When kids or people interrupt each other, it can be for a variety of different reasons:
- We are excited and interested in the topic of conversation;
- We have great ideas or input we want to share on the topic;
- We can relate something from one of our experiences to the topic;
- We may have attention or memory challenges and want to share the thought before we forget it;
- We lack skills in reading the room and responding to what is going on in the environment (interrupting other people’s conversations); and,
- Understanding the multiple and invisible facets of engaging in a conversation.
No one likes to be interrupted, but few of us know how to help the Interrupter-Sauras. Here are tips on helping your child become a better listener, knowing that being a good listener will attract people who want to be a friend.
- Describe it for what it is. *That* was interrupting. I need you to hold your thought until I’m finished with mine.
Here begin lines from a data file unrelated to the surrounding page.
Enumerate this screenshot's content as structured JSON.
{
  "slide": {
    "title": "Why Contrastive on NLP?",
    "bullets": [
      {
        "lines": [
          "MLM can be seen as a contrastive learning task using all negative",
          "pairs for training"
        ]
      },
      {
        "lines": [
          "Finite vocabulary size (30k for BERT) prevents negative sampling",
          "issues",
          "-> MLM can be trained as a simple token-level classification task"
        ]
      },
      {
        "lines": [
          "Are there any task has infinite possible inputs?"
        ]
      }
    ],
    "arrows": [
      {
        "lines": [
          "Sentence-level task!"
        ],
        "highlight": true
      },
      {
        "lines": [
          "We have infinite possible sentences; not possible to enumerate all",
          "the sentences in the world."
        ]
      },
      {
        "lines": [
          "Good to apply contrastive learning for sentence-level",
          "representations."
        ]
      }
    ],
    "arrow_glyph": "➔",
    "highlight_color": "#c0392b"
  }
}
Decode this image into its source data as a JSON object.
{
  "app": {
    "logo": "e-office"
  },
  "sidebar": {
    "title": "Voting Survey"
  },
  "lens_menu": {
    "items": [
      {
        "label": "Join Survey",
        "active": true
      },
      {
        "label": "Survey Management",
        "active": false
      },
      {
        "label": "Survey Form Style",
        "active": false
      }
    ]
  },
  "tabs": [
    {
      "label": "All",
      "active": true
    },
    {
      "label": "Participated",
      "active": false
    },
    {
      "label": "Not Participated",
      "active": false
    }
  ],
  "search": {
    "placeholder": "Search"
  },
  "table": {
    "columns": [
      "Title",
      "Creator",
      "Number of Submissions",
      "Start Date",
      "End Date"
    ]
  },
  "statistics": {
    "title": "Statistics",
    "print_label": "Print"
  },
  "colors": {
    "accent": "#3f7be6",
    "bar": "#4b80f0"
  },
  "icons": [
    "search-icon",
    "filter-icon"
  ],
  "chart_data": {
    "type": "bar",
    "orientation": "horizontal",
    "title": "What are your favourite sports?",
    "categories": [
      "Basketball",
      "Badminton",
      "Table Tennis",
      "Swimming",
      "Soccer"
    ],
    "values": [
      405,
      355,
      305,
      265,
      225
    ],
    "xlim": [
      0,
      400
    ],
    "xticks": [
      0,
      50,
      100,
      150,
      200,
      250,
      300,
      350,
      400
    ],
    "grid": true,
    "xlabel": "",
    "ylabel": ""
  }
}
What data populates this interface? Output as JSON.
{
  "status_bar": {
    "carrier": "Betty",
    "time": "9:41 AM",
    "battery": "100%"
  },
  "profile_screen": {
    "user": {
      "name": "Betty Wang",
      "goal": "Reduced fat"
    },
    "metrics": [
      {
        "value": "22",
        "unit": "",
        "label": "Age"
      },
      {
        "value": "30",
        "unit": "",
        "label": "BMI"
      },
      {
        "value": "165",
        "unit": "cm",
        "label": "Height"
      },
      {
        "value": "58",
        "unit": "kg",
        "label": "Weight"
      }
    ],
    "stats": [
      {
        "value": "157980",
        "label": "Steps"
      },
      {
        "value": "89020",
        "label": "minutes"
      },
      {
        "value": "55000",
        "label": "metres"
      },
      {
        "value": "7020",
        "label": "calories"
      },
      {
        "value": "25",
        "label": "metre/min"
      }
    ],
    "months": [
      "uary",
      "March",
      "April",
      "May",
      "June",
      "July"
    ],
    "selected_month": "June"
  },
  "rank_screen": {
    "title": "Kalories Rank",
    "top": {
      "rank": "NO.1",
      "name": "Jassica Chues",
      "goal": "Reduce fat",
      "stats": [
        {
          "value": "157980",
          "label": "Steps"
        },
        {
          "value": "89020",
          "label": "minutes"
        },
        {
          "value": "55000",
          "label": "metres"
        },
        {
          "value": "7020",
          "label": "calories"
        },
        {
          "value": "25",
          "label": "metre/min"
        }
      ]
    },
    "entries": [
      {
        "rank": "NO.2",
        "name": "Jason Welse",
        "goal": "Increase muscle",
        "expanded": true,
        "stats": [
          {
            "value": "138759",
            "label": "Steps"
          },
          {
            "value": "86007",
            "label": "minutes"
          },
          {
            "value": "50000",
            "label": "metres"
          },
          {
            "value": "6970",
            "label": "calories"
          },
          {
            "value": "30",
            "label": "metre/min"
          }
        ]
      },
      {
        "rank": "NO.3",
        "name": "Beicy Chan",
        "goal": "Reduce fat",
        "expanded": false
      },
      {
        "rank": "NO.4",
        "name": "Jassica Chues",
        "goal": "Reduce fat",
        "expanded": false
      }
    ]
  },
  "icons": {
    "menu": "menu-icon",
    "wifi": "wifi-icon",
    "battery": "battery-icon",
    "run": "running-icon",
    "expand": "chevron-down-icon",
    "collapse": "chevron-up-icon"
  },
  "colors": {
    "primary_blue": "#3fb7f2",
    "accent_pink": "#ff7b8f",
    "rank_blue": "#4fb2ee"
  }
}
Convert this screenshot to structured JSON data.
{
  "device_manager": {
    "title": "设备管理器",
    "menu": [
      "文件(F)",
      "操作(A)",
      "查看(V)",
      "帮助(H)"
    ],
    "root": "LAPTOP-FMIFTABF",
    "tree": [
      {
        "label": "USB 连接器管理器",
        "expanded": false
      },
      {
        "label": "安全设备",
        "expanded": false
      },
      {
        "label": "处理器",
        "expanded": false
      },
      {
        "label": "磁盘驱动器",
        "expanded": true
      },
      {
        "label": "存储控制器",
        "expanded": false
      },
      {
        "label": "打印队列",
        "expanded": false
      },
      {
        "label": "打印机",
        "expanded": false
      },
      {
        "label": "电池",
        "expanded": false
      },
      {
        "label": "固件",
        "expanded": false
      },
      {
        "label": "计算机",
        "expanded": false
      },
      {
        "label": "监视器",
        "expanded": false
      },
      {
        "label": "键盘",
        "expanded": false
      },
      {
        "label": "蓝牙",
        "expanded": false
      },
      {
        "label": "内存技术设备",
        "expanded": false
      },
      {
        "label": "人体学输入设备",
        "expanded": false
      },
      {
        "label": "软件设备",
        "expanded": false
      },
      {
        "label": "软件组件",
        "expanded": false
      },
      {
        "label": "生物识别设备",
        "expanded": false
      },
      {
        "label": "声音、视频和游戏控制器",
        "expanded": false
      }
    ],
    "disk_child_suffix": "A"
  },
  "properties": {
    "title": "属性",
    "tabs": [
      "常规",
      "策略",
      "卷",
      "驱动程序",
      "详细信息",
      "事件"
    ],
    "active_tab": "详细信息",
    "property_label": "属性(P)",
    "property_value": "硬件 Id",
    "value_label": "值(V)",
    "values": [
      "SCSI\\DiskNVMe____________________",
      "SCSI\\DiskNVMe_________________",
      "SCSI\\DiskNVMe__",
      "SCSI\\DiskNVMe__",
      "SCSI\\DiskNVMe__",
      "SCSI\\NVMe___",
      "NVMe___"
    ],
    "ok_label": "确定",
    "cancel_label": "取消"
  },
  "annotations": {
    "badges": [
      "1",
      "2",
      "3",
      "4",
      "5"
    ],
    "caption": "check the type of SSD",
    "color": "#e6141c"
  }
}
- Practice listening to someone *all the way through* until they are finished. It is not easy. When you begin to master this skill, you will see the pleasure that is experienced by the other person who hasn’t been interrupted.
- Help kids listen to fully understand, not just to form their own response.
- One of the tricks I use when someone else is speaking is to put my fingers on my lips to remind me to keep my mouth closed until they are finished.
- If I do catch myself interrupting someone, I say something to the effect of “Oops, I interrupted your thought. I didn’t mean to. Please go ahead.”
- Another way to describe interrupting is that we just *stepped on someone else’s words or story. Let’s let them finish.”
- If you lose your thought, you lose your thought. Sometimes it will come back when it’s your turn to talk, but it isn’t the end o the world if it doesn’t.
Certainly, there is the opposite problem when you are talking to someone who speaks in run-on sentences and you can’t get your own thoughts or ideas involved in the conversation. In this instance, it’s okay to announce, “I need to interrupt for a minute, I have something to share.”